Originally Posted by

**Bald Student**
I can answer two of these for you but do you mind if I ask what grade you're in?

Bigger disk breaks have more stopping power because of what's called the 'Law of the Lever'. The disk turns about its centre and the stopping force from the break pad is at the rim. The bigger breaks have a bigger radius and the 'stopping power' called torque is equal to the force from the breaking pads multiplied by their distance from the centre, i.e. the radius of the disk. The bigger the disk's radius, the bigger the torque.

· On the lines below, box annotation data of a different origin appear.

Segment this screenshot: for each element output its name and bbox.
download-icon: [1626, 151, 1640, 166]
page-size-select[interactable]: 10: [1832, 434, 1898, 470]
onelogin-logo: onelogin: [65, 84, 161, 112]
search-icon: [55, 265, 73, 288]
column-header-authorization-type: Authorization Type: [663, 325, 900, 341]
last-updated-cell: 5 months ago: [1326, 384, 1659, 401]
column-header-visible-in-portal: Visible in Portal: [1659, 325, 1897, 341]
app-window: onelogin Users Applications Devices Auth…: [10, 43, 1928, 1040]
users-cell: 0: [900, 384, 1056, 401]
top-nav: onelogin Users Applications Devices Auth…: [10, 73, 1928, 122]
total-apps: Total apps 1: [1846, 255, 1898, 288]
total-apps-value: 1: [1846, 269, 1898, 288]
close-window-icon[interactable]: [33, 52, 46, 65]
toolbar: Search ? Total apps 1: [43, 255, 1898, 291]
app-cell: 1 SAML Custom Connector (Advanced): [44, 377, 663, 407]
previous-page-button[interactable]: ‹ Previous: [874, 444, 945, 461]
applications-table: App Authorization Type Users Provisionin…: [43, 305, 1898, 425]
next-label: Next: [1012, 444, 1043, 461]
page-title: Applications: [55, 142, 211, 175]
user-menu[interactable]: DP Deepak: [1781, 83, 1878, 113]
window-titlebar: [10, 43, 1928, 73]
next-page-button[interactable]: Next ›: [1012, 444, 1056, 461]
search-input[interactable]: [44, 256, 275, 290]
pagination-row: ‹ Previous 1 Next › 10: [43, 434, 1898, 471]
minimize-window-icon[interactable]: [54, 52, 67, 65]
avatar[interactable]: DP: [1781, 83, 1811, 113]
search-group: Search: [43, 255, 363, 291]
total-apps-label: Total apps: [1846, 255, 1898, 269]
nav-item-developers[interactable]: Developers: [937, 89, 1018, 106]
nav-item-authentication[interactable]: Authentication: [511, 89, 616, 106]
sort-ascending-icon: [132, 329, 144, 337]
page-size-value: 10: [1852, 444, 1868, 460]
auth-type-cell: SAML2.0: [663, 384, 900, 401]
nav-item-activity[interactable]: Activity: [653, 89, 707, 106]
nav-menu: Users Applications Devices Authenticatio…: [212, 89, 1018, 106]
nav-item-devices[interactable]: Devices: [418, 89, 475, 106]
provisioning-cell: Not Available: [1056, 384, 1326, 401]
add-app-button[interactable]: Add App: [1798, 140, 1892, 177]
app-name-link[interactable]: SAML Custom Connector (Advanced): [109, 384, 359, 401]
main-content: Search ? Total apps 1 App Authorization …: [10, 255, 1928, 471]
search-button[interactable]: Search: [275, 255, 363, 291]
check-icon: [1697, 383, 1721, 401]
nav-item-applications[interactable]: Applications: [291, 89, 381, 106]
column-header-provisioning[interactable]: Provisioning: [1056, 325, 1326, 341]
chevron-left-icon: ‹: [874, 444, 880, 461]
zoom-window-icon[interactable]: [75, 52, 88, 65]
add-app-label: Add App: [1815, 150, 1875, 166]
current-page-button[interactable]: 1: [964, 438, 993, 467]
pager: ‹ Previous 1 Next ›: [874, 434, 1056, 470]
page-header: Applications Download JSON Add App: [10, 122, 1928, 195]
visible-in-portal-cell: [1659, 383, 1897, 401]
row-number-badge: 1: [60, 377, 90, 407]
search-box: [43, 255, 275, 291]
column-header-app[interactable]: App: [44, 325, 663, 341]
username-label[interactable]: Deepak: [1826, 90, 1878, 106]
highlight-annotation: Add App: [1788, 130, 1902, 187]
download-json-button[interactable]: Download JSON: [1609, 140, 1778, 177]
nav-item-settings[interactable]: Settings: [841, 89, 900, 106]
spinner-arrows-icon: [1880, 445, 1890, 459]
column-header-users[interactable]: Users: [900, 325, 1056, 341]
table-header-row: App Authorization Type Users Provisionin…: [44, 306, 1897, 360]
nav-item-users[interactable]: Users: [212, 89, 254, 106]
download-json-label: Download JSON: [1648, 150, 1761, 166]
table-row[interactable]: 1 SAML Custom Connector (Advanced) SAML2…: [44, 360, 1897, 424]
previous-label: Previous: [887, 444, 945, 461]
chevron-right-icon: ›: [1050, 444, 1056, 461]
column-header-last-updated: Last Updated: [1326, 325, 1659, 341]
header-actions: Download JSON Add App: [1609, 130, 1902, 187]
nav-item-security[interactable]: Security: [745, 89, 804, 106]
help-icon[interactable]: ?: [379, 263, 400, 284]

The question about why a moving bike stays up is much harder (and it's why I asked your grade. I didn't learn it until I got to college). Anything which travels in a circle experiences a force away from the centre of the circle, this is called a centrifugal force. For example, the centrifugal force is what stops the planets from falling into the Sun, the gravity of the Sun pulls them in but since they're travelling in circles their centrifugal force pushes them back out and cancels out the Sun's gravity.

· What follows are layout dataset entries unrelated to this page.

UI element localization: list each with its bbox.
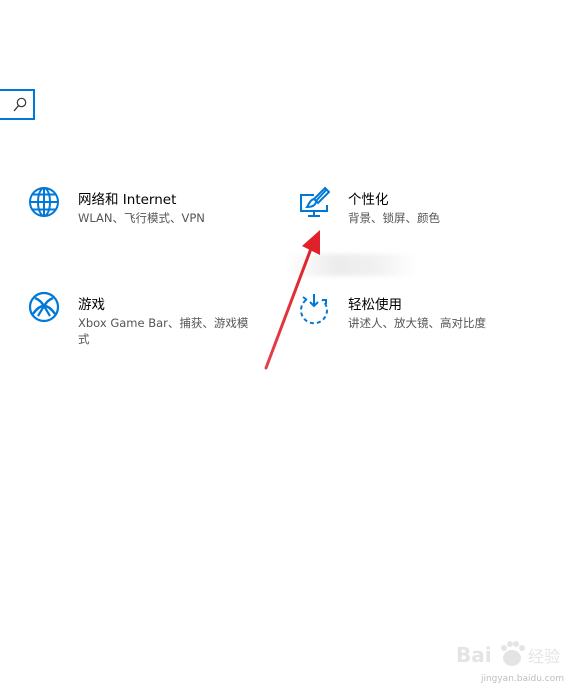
annotation-arrow xyxy=(264,230,320,370)
tile-description: 背景、锁屏、颜色 xyxy=(348,211,440,225)
tile-ease-of-access[interactable]: 轻松使用 讲述人、放大镜、高对比度 xyxy=(298,291,528,341)
svg-text:经验: 经验 xyxy=(528,647,560,666)
tile-personalization[interactable]: 个性化 背景、锁屏、颜色 xyxy=(298,186,528,236)
tile-title: 网络和 Internet xyxy=(78,192,177,208)
tile-gaming[interactable]: 游戏 Xbox Game Bar、捕获、游戏模式 xyxy=(28,291,258,351)
tile-description: 讲述人、放大镜、高对比度 xyxy=(348,316,486,330)
tile-title: 个性化 xyxy=(348,192,389,208)
baidu-logo-icon: Bai 经验 xyxy=(456,641,560,667)
xbox-icon xyxy=(28,291,64,327)
paintbrush-monitor-icon xyxy=(298,186,334,222)
watermark-url: jingyan.baidu.com xyxy=(480,674,564,684)
tile-description: Xbox Game Bar、捕获、游戏模式 xyxy=(78,316,249,346)
search-icon xyxy=(13,97,27,113)
svg-text:Bai: Bai xyxy=(456,643,492,667)
tile-network-internet[interactable]: 网络和 Internet WLAN、飞行模式、VPN xyxy=(28,186,258,236)
tile-description: WLAN、飞行模式、VPN xyxy=(78,211,205,225)
baidu-jingyan-watermark: Bai 经验 jingyan.baidu.com xyxy=(454,638,564,684)
tile-title: 轻松使用 xyxy=(348,297,402,313)
search-input[interactable] xyxy=(0,89,35,120)
tile-title: 游戏 xyxy=(78,297,105,313)
settings-page: 网络和 Internet WLAN、飞行模式、VPN 个性化 背景、锁屏、颜色 xyxy=(0,0,578,696)
globe-icon xyxy=(28,186,64,222)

This is also why you have to lean your bicycle to the side when you take a corner quickly. When you take a corner you are traveling in a part of a circle and the **centrifugal** force pushes you away from the direction you are turning. By leaning into the corner you cancel out the force pushing you away from it.

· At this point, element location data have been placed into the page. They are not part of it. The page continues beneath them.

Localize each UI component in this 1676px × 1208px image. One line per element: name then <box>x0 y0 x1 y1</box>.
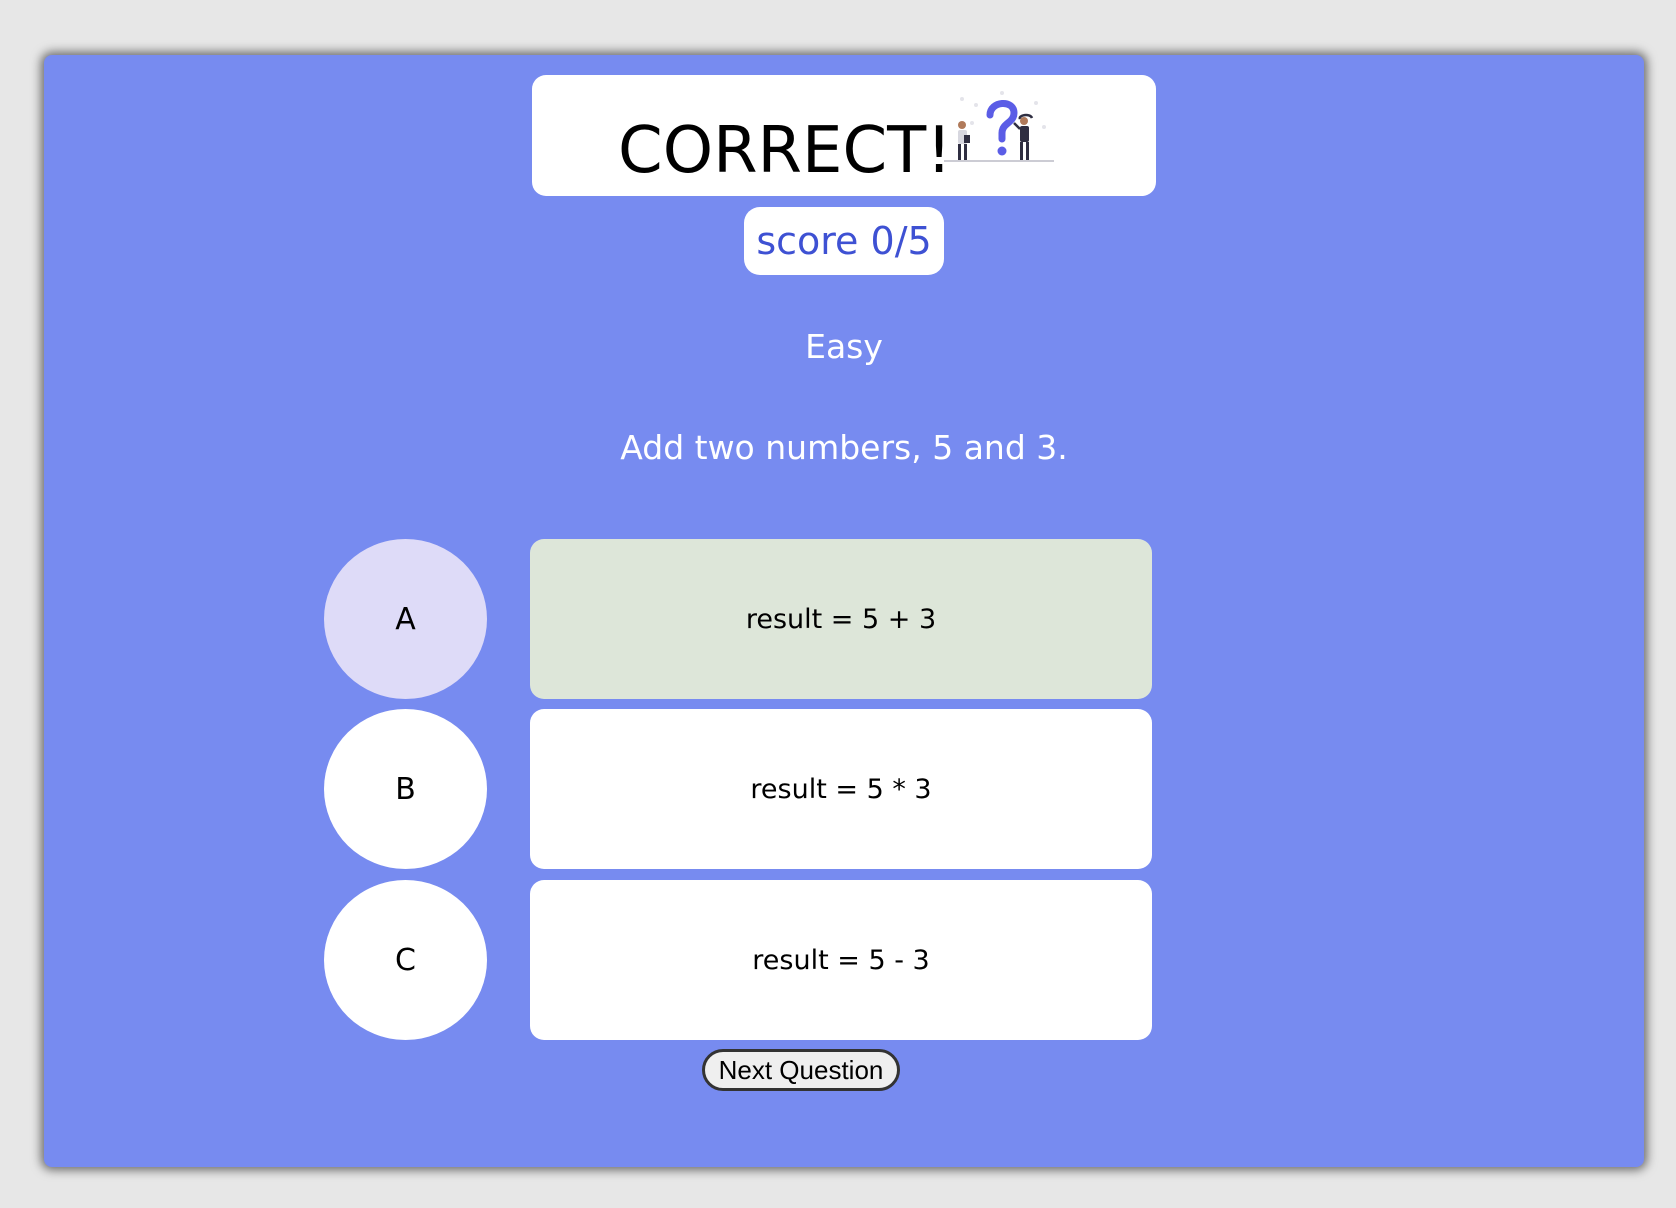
difficulty-label: Easy <box>805 327 883 366</box>
score-text: score 0/5 <box>756 219 932 263</box>
next-question-button[interactable]: Next Question <box>702 1049 900 1091</box>
option-b-answer[interactable]: result = 5 * 3 <box>530 709 1152 869</box>
option-c-answer[interactable]: result = 5 - 3 <box>530 880 1152 1040</box>
option-c-letter[interactable]: C <box>324 880 487 1040</box>
option-b-letter[interactable]: B <box>324 709 487 869</box>
question-text: Add two numbers, 5 and 3. <box>620 428 1068 467</box>
score-badge: score 0/5 <box>744 207 944 275</box>
option-a-letter[interactable]: A <box>324 539 487 699</box>
option-a-answer[interactable]: result = 5 + 3 <box>530 539 1152 699</box>
people-question-mark-icon <box>944 91 1054 162</box>
result-text: CORRECT! <box>618 114 952 188</box>
quiz-window: CORRECT! score 0/5 Easy Add two numbers,… <box>44 55 1644 1167</box>
result-banner: CORRECT! <box>532 75 1156 196</box>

When you ride along on the straight your bike naturally tends to fall one way or the other, the same as it would if it was still but since you're on it you can turn the handlebars a little to either side to turn in a very small part of a circle and use this **centrifugal **force to push you back up again. You can see this if you cycle in a straight line along wet grass. If you look back at your track you'll see that you were actually turning a little bit from side to side all the time.

The reason you can't balance on your bike when you're stopped is because when you turn the handlebars you're still not moving so you don't get any **centrifugal** force.

Let me know if you understand that and if you do I'll tell you some more.